The film is composed of five episodes.
"Men and Maggots", in which the sailors protest at having to eat rotten meat;
"Drama at the Harbour", in which the sailors mutiny and their leader, Vakulinchuk, is killed;
"A Dead Man Calls for Justice", in which Vakulinchuks body is mourned over by the people of Odessa;
"The Odessa Staircase", in which Tsarist soldiers massacre the Odessans;
"The Rendez-Vous with a Squadron", in which the squadron tasked with stopping the Potemkin instead declines to engage and its sailors cheer on the rebellious battleship.
The most celebrated scene in the film is the massacre of civilians on the Odessa Steps (also known as the Primorsky or Poem Stairs.) In this scene, the Tsars Cossacks in their white summer tunics march down a seemingly endless flight of steps in a rhythmic, machine-like fashion firing volleys into a crowd. The victims include a young boy and a mother who is pushing a baby in a baby carriage. As she falls to the ground, dying, she leans against the carriage, nudging it away; it rolls down the steps amidst the fleeing crowd.

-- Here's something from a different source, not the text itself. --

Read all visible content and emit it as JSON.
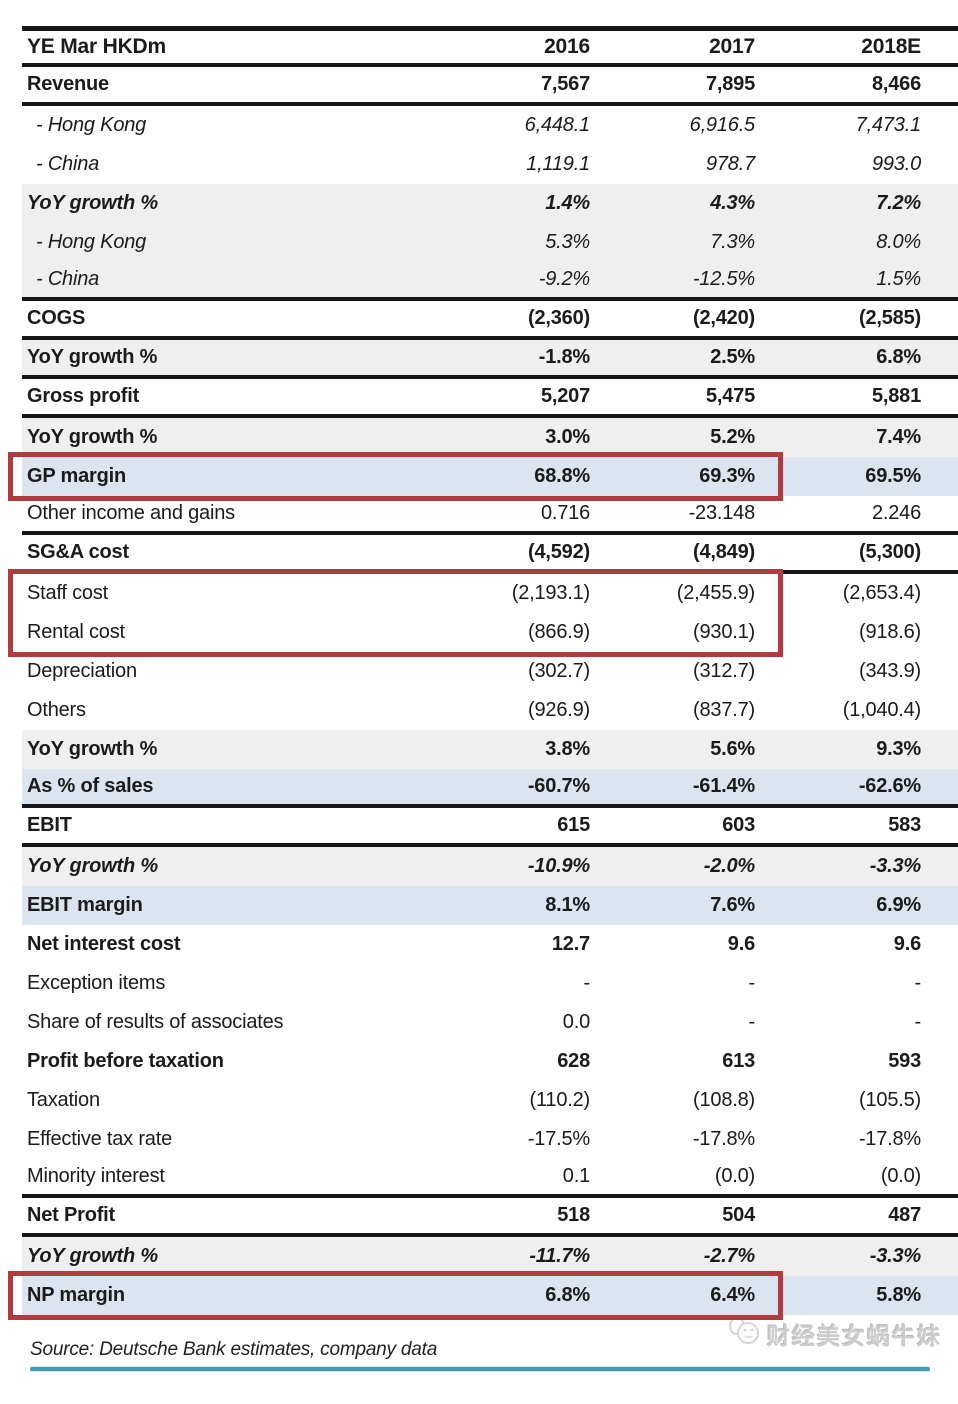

The massacre on the steps is fictional, presumably created by Eisenstein for its dramatic venue and effect, as well as for propaganda and to demonise the Tsar and the Imperial regime. It is, however, based on the fact that there were widespread demonstrations in the area, sparked off by the arrival of the Potemkin in Odessa Harbour, and both The Times of London and the resident British Consul reported that troops fired on the crowds with accompanying loss of life (the actual number of casualties is unrecorded). Roger Ebert writes, "That there was, in fact, no czarist massacre on the Odessa Steps scarcely diminishes the power of the scene ... It is ironic that [Eisenstein] did it so well that today, the bloodshed on the Odessa steps is often referred to as if it really happened
Eisenstein wrote the film as a revolutionary propaganda film, but also used it to test his theories of "montage." The revolutionary Soviet filmmakers of the Kuleshov school of filmmaking were experimenting with the effect of film editing on audiences, and Eisenstein attempted to edit the film in such a way as to produce the greatest emotional response, so that the viewer would feel sympathy for the rebellious sailors of the Battleship Potemkin and hatred for their cruel overlords. In the manner of most propaganda, the characterisation is simple, so that the audience could clearly see with whom they should sympathise.